A number of the new APIs and projects I’m working with include some level of searchable index, using utilities like Lucene, ElasticSearch, and Nest. I know absolutely nothing about these things, so I decided to go on a bit of a fact-finding mission to get myself more acquainted. Starting at the basics, I first learned about Search Indexing.

Learning mostly from the wikipedia article, the main idea behind search indexing is to create a much smaller, searchable resource that points you towards the actual document you’re trying to find. Much like how indexes work in a database server, an index consists of an abbreviated form of the document (keywords, suffixes, etc.) and a pointer to the original document.

Because the dataset is much smaller compared to the original collection of documents, a computer can search through the index significantly faster compared to if it had to search through each document in a collection every query. Furthermore, we can structure the index to optimize for speed using a tree structure, hash table, or any other optimized structure.

Often, search engines will use an Inverted Index to locate relevent documents, and then later rank these documents based on relevance. An inverted index is simply a structure that stores the fact that a document has something in it. If we search for “the cow says moo”, an inverted index will return all documents have have each of those words within them at least once. Some inverted indexes also contain information such as term frequency or position of the terms in the document, which can then be used for ranking. This gives the search engine a quick way of identifying the documents it needs to rank.

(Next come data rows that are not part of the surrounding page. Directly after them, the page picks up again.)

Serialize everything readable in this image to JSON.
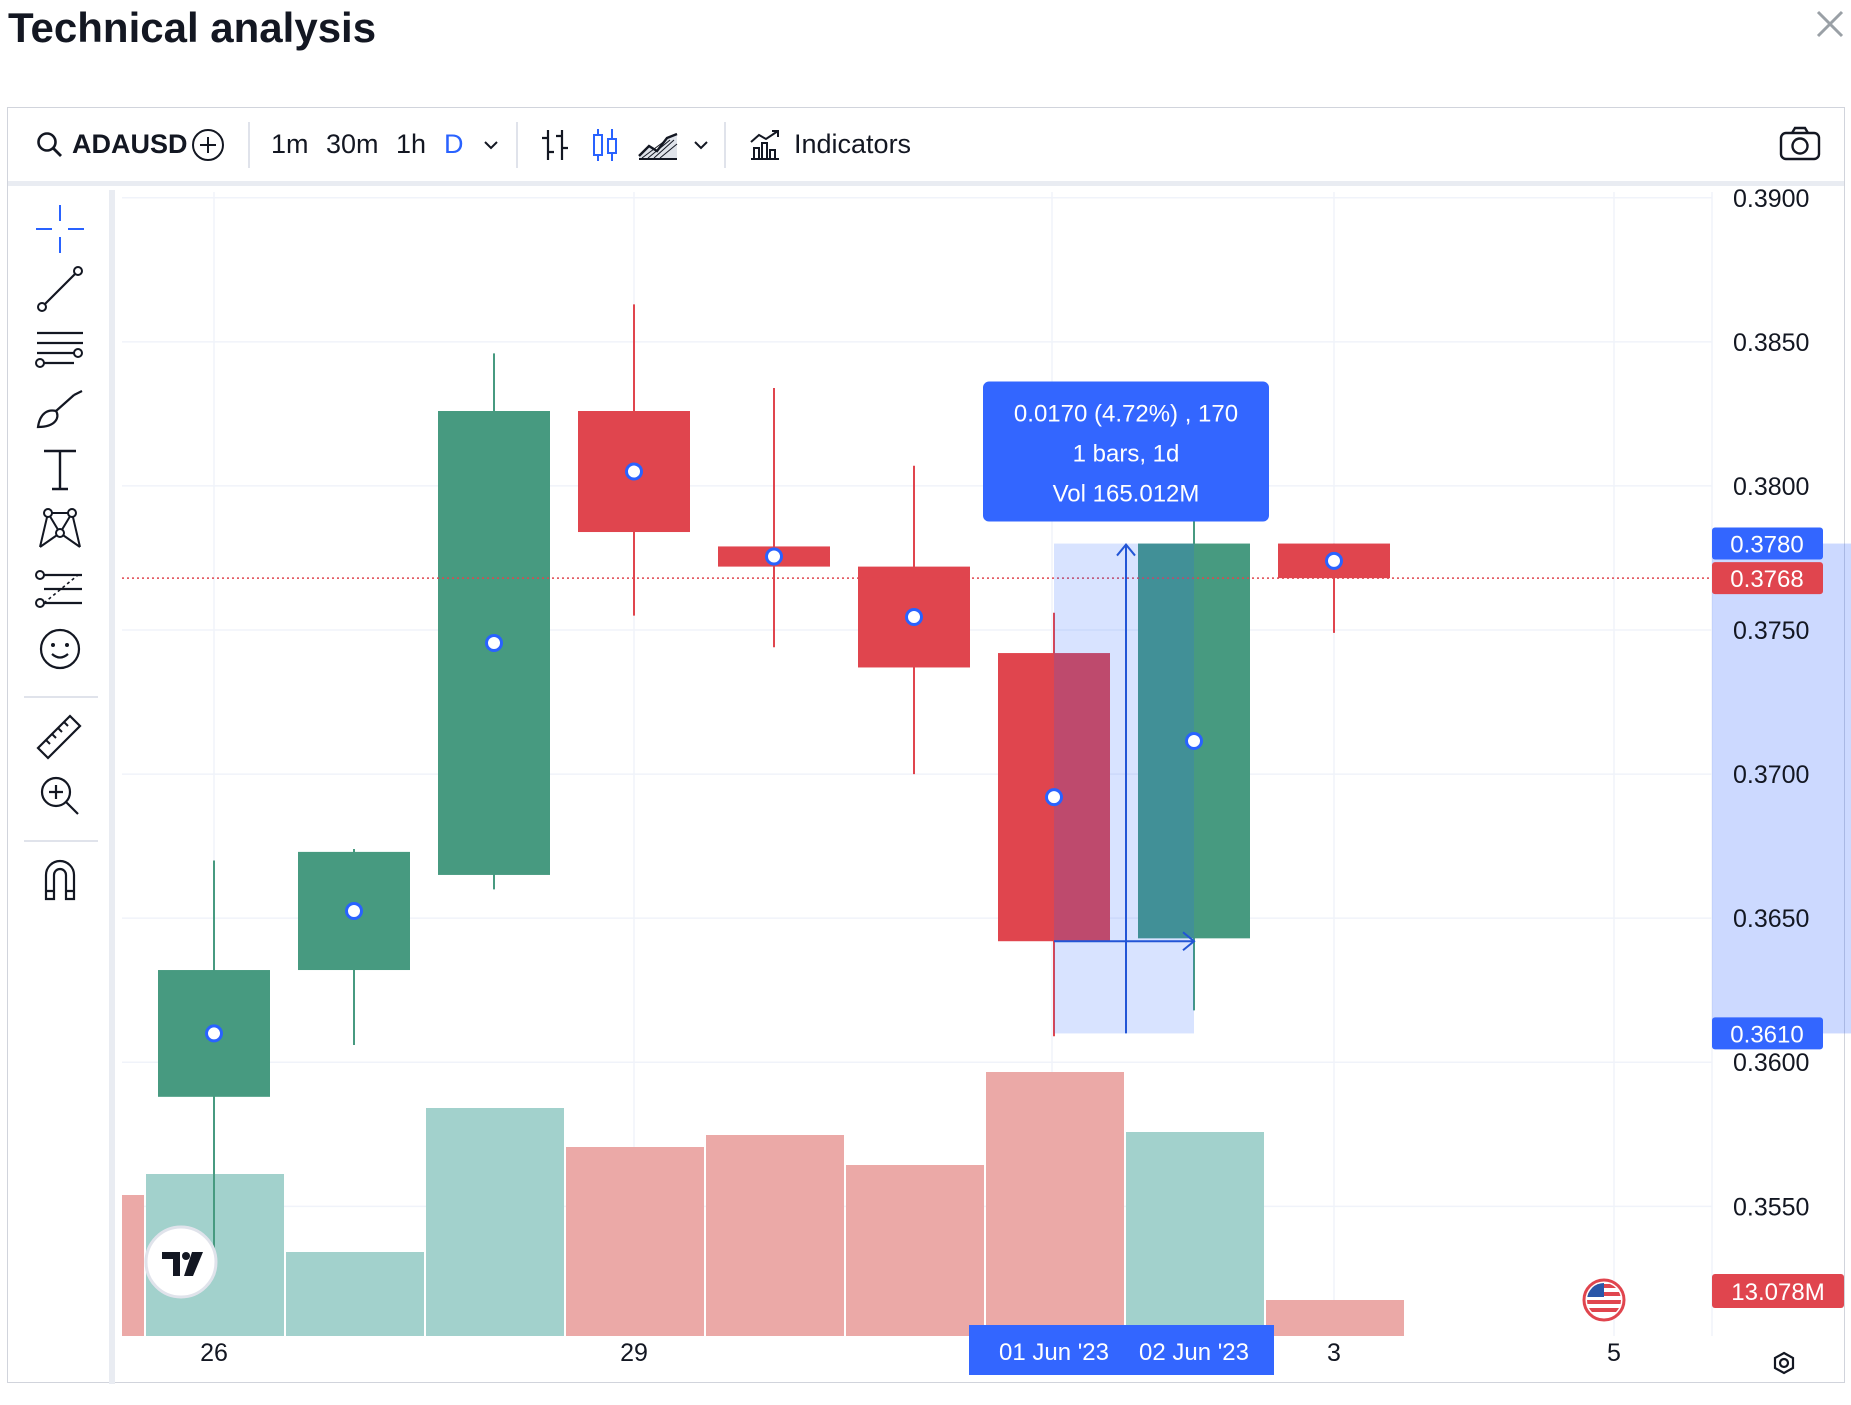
{
  "page": {
    "title": "Technical analysis"
  },
  "toolbar": {
    "symbol": "ADAUSD",
    "intervals": [
      {
        "label": "1m",
        "active": false
      },
      {
        "label": "30m",
        "active": false
      },
      {
        "label": "1h",
        "active": false
      },
      {
        "label": "D",
        "active": true
      }
    ],
    "indicators_label": "Indicators"
  },
  "colors": {
    "up": "#479a80",
    "down": "#e0454e",
    "accent": "#2962ff",
    "up_volume": "#a2d1cc",
    "down_volume": "#eba9a7"
  },
  "chart_data": {
    "type": "candlestick",
    "title": "",
    "xlabel": "",
    "ylabel": "",
    "y_ticks": [
      "0.3900",
      "0.3850",
      "0.3800",
      "0.3750",
      "0.3700",
      "0.3650",
      "0.3600",
      "0.3550"
    ],
    "ylim": [
      0.3505,
      0.3902
    ],
    "x_ticks": [
      {
        "label": "26",
        "index": 0
      },
      {
        "label": "29",
        "index": 3
      },
      {
        "label": "3",
        "index": 8
      },
      {
        "label": "5",
        "index": 10
      }
    ],
    "candles": [
      {
        "open": 0.3588,
        "high": 0.367,
        "low": 0.3534,
        "close": 0.3632,
        "volume_ratio": 0.54,
        "direction": "up"
      },
      {
        "open": 0.3632,
        "high": 0.3674,
        "low": 0.3606,
        "close": 0.3673,
        "volume_ratio": 0.28,
        "direction": "up"
      },
      {
        "open": 0.3665,
        "high": 0.3846,
        "low": 0.366,
        "close": 0.3826,
        "volume_ratio": 0.76,
        "direction": "up"
      },
      {
        "open": 0.3826,
        "high": 0.3863,
        "low": 0.3755,
        "close": 0.3784,
        "volume_ratio": 0.63,
        "direction": "down"
      },
      {
        "open": 0.3779,
        "high": 0.3834,
        "low": 0.3744,
        "close": 0.3772,
        "volume_ratio": 0.67,
        "direction": "down"
      },
      {
        "open": 0.3772,
        "high": 0.3807,
        "low": 0.37,
        "close": 0.3737,
        "volume_ratio": 0.57,
        "direction": "down"
      },
      {
        "open": 0.3742,
        "high": 0.3756,
        "low": 0.3609,
        "close": 0.3642,
        "volume_ratio": 0.88,
        "direction": "down"
      },
      {
        "open": 0.3643,
        "high": 0.379,
        "low": 0.3618,
        "close": 0.378,
        "volume_ratio": 0.68,
        "direction": "up"
      },
      {
        "open": 0.378,
        "high": 0.378,
        "low": 0.3749,
        "close": 0.3768,
        "volume_ratio": 0.12,
        "direction": "down"
      }
    ],
    "partial_volume_left": {
      "ratio": 0.47,
      "direction": "down"
    },
    "current_price": {
      "value": 0.3768,
      "label": "0.3768"
    },
    "volume_label": "13.078M",
    "measure": {
      "from_index": 6,
      "to_index": 7,
      "low": 0.361,
      "high": 0.378,
      "high_label": "0.3780",
      "low_label": "0.3610",
      "tooltip": [
        "0.0170 (4.72%) , 170",
        "1 bars, 1d",
        "Vol 165.012M"
      ],
      "date_labels": [
        "01 Jun '23",
        "02 Jun '23"
      ]
    }
  }
}
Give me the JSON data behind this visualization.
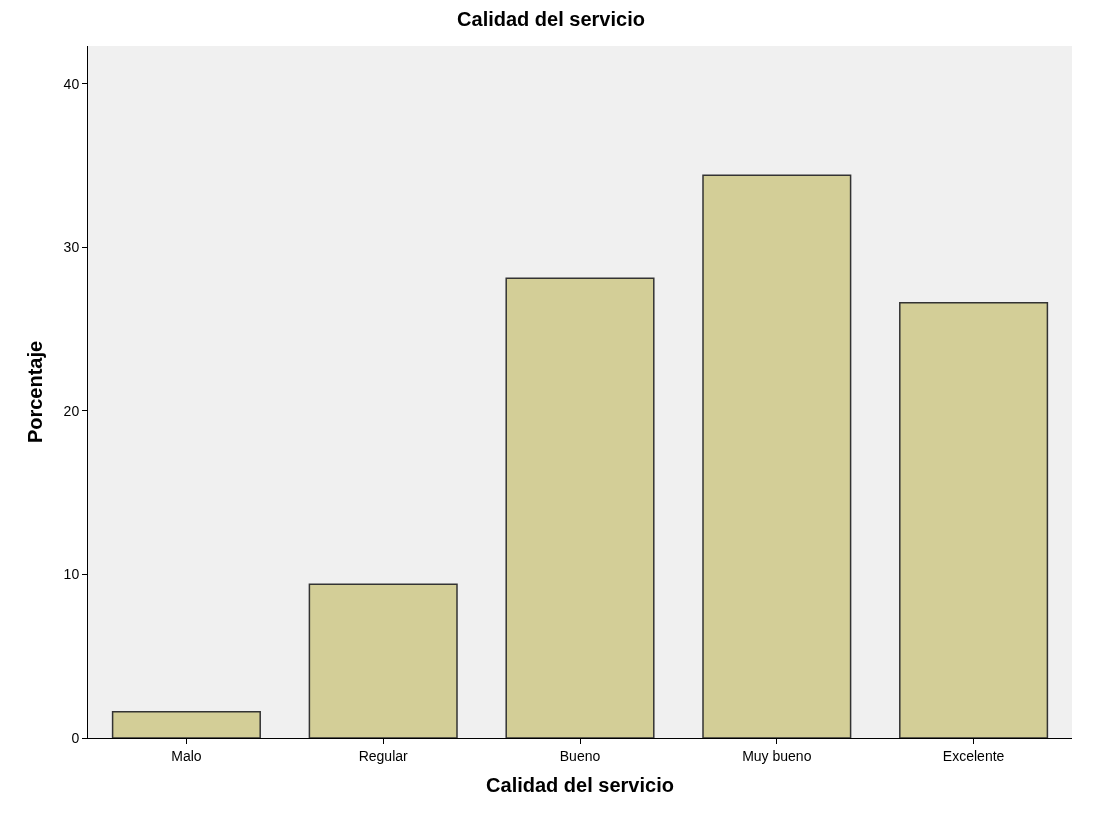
{
  "chart_data": {
    "type": "bar",
    "title": "Calidad del servicio",
    "xlabel": "Calidad del servicio",
    "ylabel": "Porcentaje",
    "categories": [
      "Malo",
      "Regular",
      "Bueno",
      "Muy bueno",
      "Excelente"
    ],
    "values": [
      1.6,
      9.4,
      28.1,
      34.4,
      26.6
    ],
    "color": "#d3ce97",
    "ylim": [
      0,
      42.3
    ],
    "yticks": [
      0,
      10,
      20,
      30,
      40
    ],
    "grid": false
  }
}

Of course, to build this index a search engine also needs to parse the documents that it can search. This consists of tokenization (identifying individual words and phrases), forward indexing, and then the building of the inverted index. Forward indexing is simply a list of a document and each of its relevant terms, so that it can easily be turned into an inverted index.

The tokenization process may also take into account other formatting, such as document titles and fonts, to give terms a different priority in the index. If a document has a clear title, the terms in that title may be given priority in the index. That way future searches for those terms can favour documents that have those words in their title over documents that may just mention them in the subtext.

Lucene (specifically Lucene.Net) is the framework we’ve been using to provide all this functionality for us – there will be a future TIL on how exactly we query these indexes.